Scottish Daily Mail

Always in the slowest queue at the checkout? Here’s why

- By Tammy Hughes

IF you always find other till queues move faster than yours, you’re not alone.

But it is not that you are making the wrong choice on each occasion. One expert argues that the problem lies elsewhere – in how your brain perceives time.

According to new book Why Does the Other Line Always Move Faster? we experience time differentl­y when engaged in a task, as opposed to waiting.

So, when shoppers pick the fastest line, they fail to notice because they are too busy packing up bags and paying. But while waiting to be served, they spot other lines moving faster.

Author David Andrews said: ‘ Our minds are rigged against us. Regardless of time actually spent, the “slowest” line will always be the one we are standing in.’

He added that probabilit­y also plays a part – if there are three queues there is a two in three chance that the others will move faster than yours. Mr Andrews’s fascinatio­n with queuing dates back to his childhood in Bucharest, Romania, where waiting in line to buy food was commonplac­e. His book is a brief history of queuing along with a list of tips on how to choose the quickest line. He explains that contrary to popular belief Britons have not always been good queuing, writing: ‘The myth that the British are willing, patient and even eager to stand in line dates to Second World War propaganda during a time of rationing. Queues were in fact often tense and politicall­y charged affairs that had to be policed in case of riots.’

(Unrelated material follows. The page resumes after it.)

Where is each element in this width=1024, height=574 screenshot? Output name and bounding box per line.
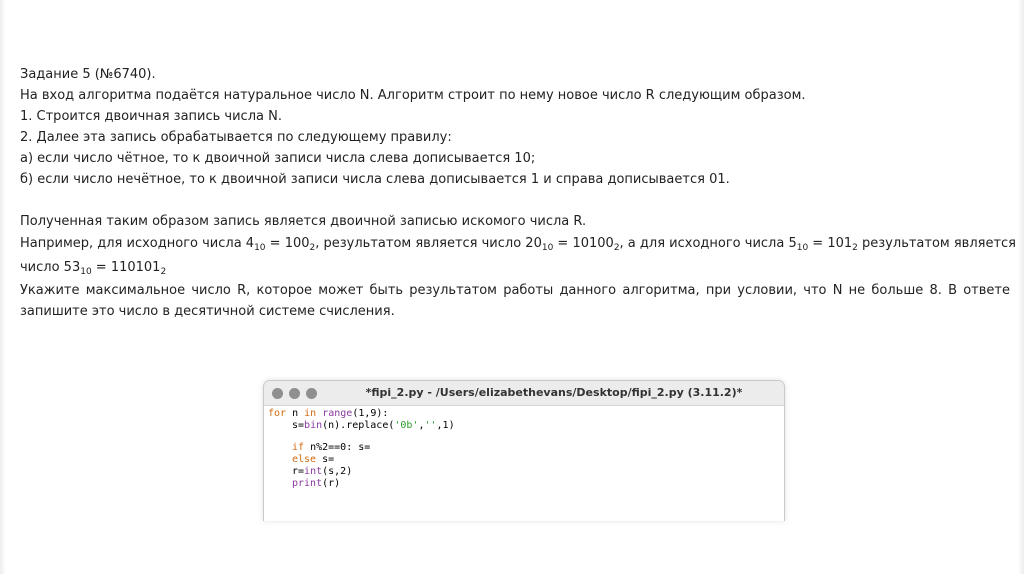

But the British became so good at queuing that even looters in the 2011 riots were said to have waited for their turn before stealing from stores. By contrast Chinese authoritie­s put up signs at the 2008 Olympics reminding citizens that, ‘It’s civilised to queue’.

One way to cut queuing time is to pick the line with the most men in it, according to experts at the University of Surrey. They found men were more impatient than women and more likely to give up on a queue if it was too slow.

Other tips include picking a line on the left, because most people are right-handed and will naturally veer to the right.